По итогу такого большого профицита, наверное, не получится. Экономика уже начинает существенно притормаживать и охлаждаться. Увеличение налоговой нагрузки, на какие бы отрасли и компании она ни распространилась, приведет к тому, что конечным плательщиком всего этого станет простой гражданин. А реальные располагаемые доходы граждан не восстановились даже до пандемического уровня.

На то, что у нас будет устойчивый рост экономики, нет никакой надежды, а вот то, что Минфин становится доминирующим ведомством, оспаривая пальму первенства разве что с Центральным банком, уже очевидно. Министерство экономического развития, на которое мы надеемся, когда говорим, что нам нужен рост экономики, позволяющий увеличивать доходы граждан, уровень жизни, пенсионных выплат и те же доходы бюджета, к сожалению, стоит на запасных путях без право голоса, вето и рекомендаций.

Если все будет принято в нынешнем виде, это будет сверхконсервативный бюджет. Возможно, у нас нет всей информации, которой обладает правительство, и мы не знаем об ожиданиях глобального финансового кризиса, во время которого все дополнительные средства будут очень кстати.

Возможно, Минфин видит для себя единственную цель — таргетировать инфляцию любыми средствами. Других положительных результатов от повышения налогового бремени и формирования профицита бюджета в условиях явной нехватки инвестиций я не вижу. Мы не видим развития экономики темпами, которые могли бы повлиять на улучшение качество жизни. Возможно, в правительстве считают, что главное — это консервация нынешнего уровня и ничего более.

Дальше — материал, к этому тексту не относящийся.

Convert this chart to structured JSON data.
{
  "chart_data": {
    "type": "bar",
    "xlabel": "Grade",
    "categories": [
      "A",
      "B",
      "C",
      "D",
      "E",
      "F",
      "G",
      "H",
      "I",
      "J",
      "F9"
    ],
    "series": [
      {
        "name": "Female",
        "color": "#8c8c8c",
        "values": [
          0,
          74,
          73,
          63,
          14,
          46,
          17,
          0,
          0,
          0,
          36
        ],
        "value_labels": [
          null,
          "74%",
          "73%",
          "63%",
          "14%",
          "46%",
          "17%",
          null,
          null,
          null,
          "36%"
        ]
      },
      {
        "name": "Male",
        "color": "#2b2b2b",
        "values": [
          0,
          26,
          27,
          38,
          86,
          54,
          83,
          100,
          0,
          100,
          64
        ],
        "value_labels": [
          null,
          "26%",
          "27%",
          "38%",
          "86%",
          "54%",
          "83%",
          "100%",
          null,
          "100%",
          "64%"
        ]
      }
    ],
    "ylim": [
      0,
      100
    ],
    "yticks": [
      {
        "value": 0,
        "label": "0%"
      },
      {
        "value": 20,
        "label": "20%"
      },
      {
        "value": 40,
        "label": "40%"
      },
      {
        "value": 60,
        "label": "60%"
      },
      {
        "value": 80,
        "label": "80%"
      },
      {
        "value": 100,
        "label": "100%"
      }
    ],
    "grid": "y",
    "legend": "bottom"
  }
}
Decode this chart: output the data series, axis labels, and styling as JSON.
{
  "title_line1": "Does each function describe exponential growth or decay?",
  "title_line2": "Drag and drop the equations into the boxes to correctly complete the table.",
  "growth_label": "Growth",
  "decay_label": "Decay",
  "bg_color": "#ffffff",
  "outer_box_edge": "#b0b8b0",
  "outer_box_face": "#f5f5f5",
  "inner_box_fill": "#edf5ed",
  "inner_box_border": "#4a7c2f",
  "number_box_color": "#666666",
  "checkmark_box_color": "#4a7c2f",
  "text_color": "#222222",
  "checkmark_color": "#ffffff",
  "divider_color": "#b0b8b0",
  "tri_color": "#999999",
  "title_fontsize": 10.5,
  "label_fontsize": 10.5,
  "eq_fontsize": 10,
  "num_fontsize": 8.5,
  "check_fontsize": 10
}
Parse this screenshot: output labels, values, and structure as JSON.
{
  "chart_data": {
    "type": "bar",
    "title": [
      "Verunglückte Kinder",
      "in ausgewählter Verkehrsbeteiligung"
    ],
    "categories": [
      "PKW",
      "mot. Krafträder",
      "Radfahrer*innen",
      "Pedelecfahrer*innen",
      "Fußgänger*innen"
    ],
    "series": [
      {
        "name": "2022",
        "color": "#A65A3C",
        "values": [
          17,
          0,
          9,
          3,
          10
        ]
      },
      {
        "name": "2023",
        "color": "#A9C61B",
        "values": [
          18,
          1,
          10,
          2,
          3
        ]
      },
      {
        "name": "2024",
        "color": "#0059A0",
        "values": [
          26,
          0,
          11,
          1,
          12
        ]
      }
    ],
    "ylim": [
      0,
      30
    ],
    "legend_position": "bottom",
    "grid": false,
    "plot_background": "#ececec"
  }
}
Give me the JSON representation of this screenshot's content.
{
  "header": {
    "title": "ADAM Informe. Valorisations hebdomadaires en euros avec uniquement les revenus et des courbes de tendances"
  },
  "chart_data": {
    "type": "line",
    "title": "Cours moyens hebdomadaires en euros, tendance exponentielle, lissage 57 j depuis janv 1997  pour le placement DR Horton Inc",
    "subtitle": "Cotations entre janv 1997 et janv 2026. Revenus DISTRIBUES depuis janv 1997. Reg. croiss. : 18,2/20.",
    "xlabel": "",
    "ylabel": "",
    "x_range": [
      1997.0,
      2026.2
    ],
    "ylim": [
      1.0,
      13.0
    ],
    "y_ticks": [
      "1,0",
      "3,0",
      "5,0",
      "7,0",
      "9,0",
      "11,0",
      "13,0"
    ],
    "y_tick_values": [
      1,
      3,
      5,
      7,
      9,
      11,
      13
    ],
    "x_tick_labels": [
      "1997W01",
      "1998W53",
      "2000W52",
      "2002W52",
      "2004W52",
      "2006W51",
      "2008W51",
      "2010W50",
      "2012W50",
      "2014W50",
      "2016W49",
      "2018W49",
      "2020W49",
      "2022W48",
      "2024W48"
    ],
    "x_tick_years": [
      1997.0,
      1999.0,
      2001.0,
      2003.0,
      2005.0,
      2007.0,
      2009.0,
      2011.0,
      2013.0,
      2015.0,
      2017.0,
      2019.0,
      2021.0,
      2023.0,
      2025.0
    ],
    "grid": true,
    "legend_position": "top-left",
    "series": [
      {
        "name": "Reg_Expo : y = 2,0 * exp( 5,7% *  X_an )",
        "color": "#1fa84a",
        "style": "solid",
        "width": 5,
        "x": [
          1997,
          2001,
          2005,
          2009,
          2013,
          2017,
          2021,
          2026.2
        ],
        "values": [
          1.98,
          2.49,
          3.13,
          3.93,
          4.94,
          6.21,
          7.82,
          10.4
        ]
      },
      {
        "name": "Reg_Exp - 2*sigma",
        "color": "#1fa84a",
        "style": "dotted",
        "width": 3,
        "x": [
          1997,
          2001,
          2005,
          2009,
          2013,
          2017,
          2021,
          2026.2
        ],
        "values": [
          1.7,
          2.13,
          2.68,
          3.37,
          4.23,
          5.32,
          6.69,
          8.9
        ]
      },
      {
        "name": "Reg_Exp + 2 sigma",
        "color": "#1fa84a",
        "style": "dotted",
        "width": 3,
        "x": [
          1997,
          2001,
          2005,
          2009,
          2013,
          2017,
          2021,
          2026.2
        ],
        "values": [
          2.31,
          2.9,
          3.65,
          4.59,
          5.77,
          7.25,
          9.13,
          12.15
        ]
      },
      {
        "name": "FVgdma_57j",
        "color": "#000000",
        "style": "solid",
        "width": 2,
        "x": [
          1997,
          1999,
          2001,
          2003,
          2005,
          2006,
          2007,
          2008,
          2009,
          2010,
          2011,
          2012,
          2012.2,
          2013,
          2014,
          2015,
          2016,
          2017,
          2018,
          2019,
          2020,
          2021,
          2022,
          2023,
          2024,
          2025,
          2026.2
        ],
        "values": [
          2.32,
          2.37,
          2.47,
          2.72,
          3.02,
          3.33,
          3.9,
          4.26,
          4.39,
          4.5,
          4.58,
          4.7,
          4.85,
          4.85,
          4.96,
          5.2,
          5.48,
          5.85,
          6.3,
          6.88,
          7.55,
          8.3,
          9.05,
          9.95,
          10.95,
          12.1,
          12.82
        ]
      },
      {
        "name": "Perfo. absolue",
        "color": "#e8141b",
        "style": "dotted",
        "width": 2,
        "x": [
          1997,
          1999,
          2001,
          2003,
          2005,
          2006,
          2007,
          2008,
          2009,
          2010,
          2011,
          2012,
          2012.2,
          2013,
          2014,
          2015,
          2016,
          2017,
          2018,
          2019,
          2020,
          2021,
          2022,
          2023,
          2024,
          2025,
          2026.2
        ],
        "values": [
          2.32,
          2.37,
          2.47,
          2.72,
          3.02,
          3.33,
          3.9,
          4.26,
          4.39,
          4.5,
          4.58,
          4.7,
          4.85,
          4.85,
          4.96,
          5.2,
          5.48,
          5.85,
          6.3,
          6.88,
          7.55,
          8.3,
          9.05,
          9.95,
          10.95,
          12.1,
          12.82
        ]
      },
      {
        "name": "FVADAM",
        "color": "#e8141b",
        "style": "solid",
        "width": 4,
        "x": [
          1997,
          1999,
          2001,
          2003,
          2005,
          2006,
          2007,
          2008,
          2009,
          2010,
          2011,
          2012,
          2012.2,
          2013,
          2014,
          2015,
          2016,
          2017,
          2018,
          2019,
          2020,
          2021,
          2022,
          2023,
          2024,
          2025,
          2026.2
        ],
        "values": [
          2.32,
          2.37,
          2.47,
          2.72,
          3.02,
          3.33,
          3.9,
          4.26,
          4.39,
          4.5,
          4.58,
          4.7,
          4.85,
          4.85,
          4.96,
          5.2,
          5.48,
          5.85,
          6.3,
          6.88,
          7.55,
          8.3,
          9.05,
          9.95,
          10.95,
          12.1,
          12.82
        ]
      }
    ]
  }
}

— Менять налоговые ставки под рыночную конъюнктуру не разумно. Два года назад этих сверхдоходов, например, не было. В 2020 году те же металлурги были на грани рентабельности, и государство вынуждено было им оказывать помощь из бюджета. Но цены резко выросли, и это привело к сверхдоходам. Но рекордные доходы показывает и банковский сектор, и газовый. Диспропорции существуют, но они, как правило, имеют сиюминутный характер, что не дает оснований для существенных изменений в налоговой системе.

Отсутствие правил игры или возможность постоянно их менять окончательно и бесповоротно убьет инвестиционную привлекательность России. Риски остаются на стороне предпринимателей, а выгоду государство пытается поделить. Тем более что впереди у нас введение карбонового налога Евросоюза, главными пострадавшими от которого станут как раз металлурги. Лучше не увеличивать им налоги, а на эти средства интегрировать их в устойчивую климатическую повестку, чтобы они инвестировали в экологичность производства. Если же просто собирать с них деньги, никаких инвестиций на долгосрочную перспективу мы от них не дождемся.